To put it in perspective, I use levo-carbidopa occasionally without augmentation, one (rarely two pills) at most 2 nights in a row - rarely 3 in a row but then I stay off it for three nights.

[konaPel]

Thanks for the info about replying. It was good that you explained that people are more likely to augment on levo-carbidopa. I definitely won't use it daily. I plan on using it only if in the middle of the night I feel that tightening for diagnosis purposes only. I won't even use it 2 nights in a row. I probably will only take 2 pills at most. After trying it out twice I will have my answer if the tightening goes away or not.
I'm not going to use even if what I know to be RLS feelings are happening. That I will try to get some help with by raising my ferritin levels.

Thanks again.

[konaPel]

You can click on the big "Post Reply" button (left side above and below all the posts in a Topic) - that will open a box without a quote in it. You can type directly into that box. Notice there are buttons above the box for formatting; to quote part of someone's reply, you can copy and paste that part into the box, then select what you pasted and click on the "Quote" button.
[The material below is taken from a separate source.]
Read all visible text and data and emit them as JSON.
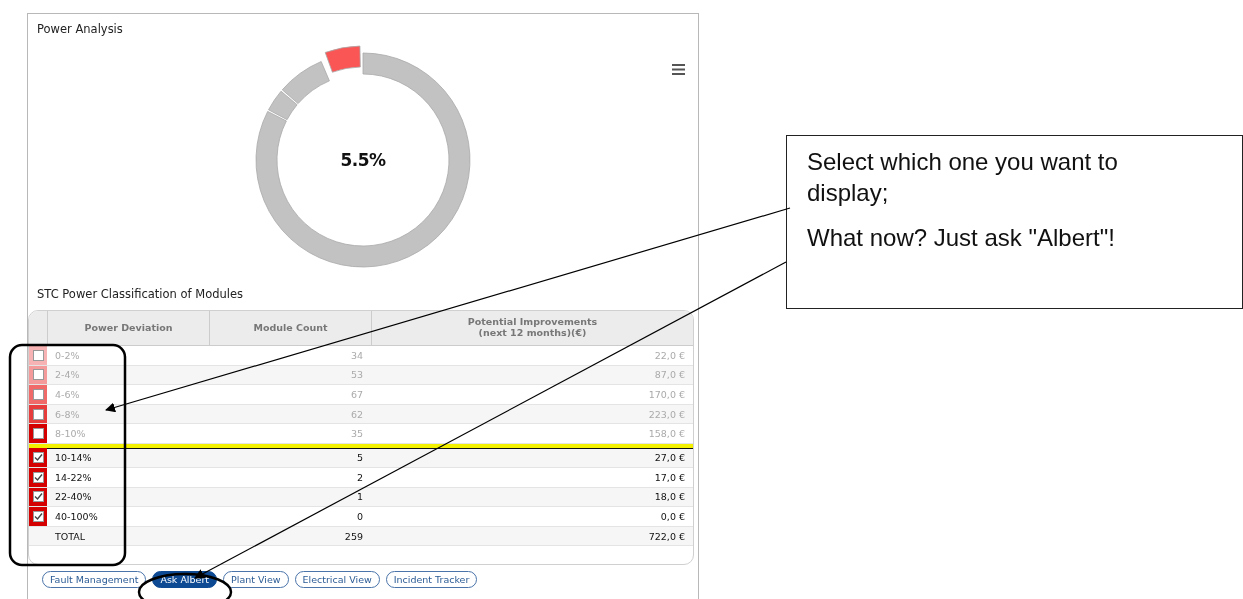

I also will ask my doctor for prescription to Levo-carbidopa. As you explained I feel better about trying that in the middle of the night when I am actually experiencing the tightening in calf. I can also take it if I am experiencing RLS in my arms or legs as well. I know the fast augmentation is rare but enough to scare me from trying the Mirapex.
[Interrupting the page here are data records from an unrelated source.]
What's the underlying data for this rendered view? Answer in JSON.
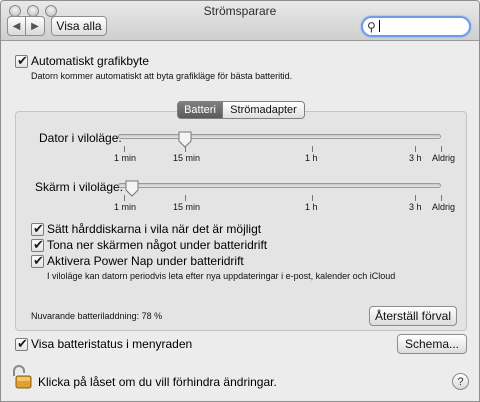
{
  "window": {
    "title": "Strömsparare",
    "show_all_label": "Visa alla",
    "search_value": ""
  },
  "icons": {
    "back": "chevron-left-icon",
    "forward": "chevron-right-icon",
    "search": "search-icon",
    "lock": "lock-open-icon",
    "help": "question-icon"
  },
  "graphics": {
    "auto_switch_label": "Automatiskt grafikbyte",
    "auto_switch_checked": true,
    "auto_switch_desc": "Datorn kommer automatiskt att byta grafikläge för bästa batteritid."
  },
  "tabs": [
    {
      "label": "Batteri",
      "selected": true
    },
    {
      "label": "Strömadapter",
      "selected": false
    }
  ],
  "sleep": {
    "computer_label": "Dator i viloläge:",
    "display_label": "Skärm i viloläge:",
    "scale": [
      "1 min",
      "15 min",
      "1 h",
      "3 h",
      "Aldrig"
    ],
    "computer_value": "15 min",
    "display_value": "2 min"
  },
  "options": [
    {
      "label": "Sätt hårddiskarna i vila när det är möjligt",
      "checked": true
    },
    {
      "label": "Tona ner skärmen något under batteridrift",
      "checked": true
    },
    {
      "label": "Aktivera Power Nap under batteridrift",
      "checked": true
    }
  ],
  "power_nap_desc": "I viloläge kan datorn periodvis leta efter nya uppdateringar i e-post, kalender och iCloud",
  "battery_charge": "Nuvarande batteriladdning: 78 %",
  "restore_label": "Återställ förval",
  "show_status": {
    "label": "Visa batteristatus i menyraden",
    "checked": true
  },
  "schedule_label": "Schema...",
  "lock_text": "Klicka på låset om du vill förhindra ändringar.",
  "help_label": "?"
}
That's a good idea, but I will re-iterate, since I don't think I was clear, that people with WED/RLS are even more likely to augment on levo-carbidopa than Mirapex or Requip - if it is used daily. The benefits for a diagnostic test are, as you said, the immediate effect. If it works, then as soon as you're sure it works, either stop taking it and look for a better solution (iron infusion, occasional-use opioid (haha no one would give you that, but it would work), or if ferritin levels have been raised, Mirapex or Requip) , or if you weren't taking it daily, consider keeping it for occasional use. There has not been much work done that I'm aware of on risk of augmentation if it's used every day vs every 2nd day vs 3 days a week, nor for high vs low dose on the days that it's used when it is used occasionally. So we don't really know what the danger is.

To put it in perspective, I use levo-carbidopa occasionally without augmentation, one (rarely two pills) at most 2 nights in a row - rarely 3 in a row but then I stay off it for three nights.
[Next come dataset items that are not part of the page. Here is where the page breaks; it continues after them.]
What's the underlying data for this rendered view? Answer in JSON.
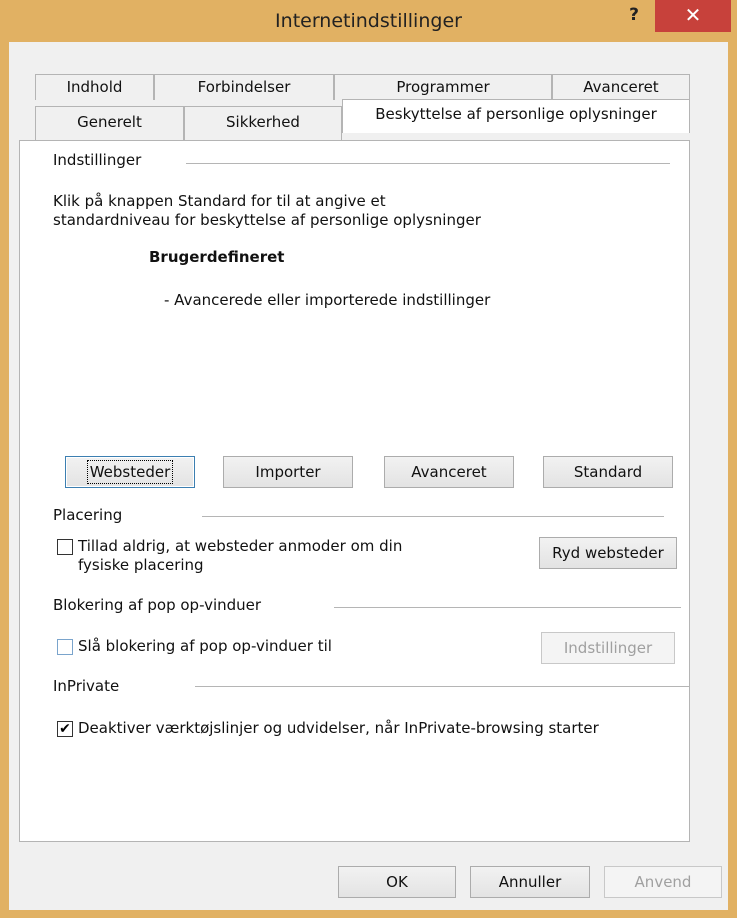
{
  "window": {
    "title": "Internetindstillinger",
    "help": "?",
    "close": "✕"
  },
  "tabs": {
    "row1": [
      "Indhold",
      "Forbindelser",
      "Programmer",
      "Avanceret"
    ],
    "row2": [
      "Generelt",
      "Sikkerhed",
      "Beskyttelse af personlige oplysninger"
    ],
    "active": "Beskyttelse af personlige oplysninger"
  },
  "settings": {
    "group_label": "Indstillinger",
    "description_line1": "Klik på knappen Standard for til at angive et",
    "description_line2": "standardniveau for beskyttelse af personlige oplysninger",
    "level_title": "Brugerdefineret",
    "level_desc": "- Avancerede eller importerede indstillinger",
    "buttons": {
      "websites": "Websteder",
      "import": "Importer",
      "advanced": "Avanceret",
      "default": "Standard"
    }
  },
  "location": {
    "group_label": "Placering",
    "checkbox_line1": "Tillad aldrig, at websteder anmoder om din",
    "checkbox_line2": "fysiske placering",
    "checked": false,
    "clear_button": "Ryd websteder"
  },
  "popup": {
    "group_label": "Blokering af pop op-vinduer",
    "checkbox_label": "Slå blokering af pop op-vinduer til",
    "checked": false,
    "settings_button": "Indstillinger"
  },
  "inprivate": {
    "group_label": "InPrivate",
    "checkbox_label": "Deaktiver værktøjslinjer og udvidelser, når InPrivate-browsing starter",
    "checked": true
  },
  "footer": {
    "ok": "OK",
    "cancel": "Annuller",
    "apply": "Anvend"
  },
  "colors": {
    "frame": "#e1b163",
    "close_button": "#c7413b",
    "focus_border": "#3c7fb1"
  }
}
“bad nights” I just wanted to run something by you. I received my paperwork in the mail from RLS and I also saw on website about the 5 criteria for having WED/RLS. When I am experiencing this tightness in my left calf it does not make me need to get out of bed to move leg or make me have those jumpy feelings. So I am now not going to take any drugs to diagnose if it’s RLS. I still will continue to take my iron and see my doctor and see for bloodwork to see if ferritin is raising and also a referral to a neurologist. But I think I can eliminate the need to take mirapex or levo-carbidopa. I will be seeing my chiropractor first and then go back to physio. I believe something with my feet or back is causing the tightness. Do you agree as well that if feelings aren’t making me have to get up to move then it’s not RLS? Thanks.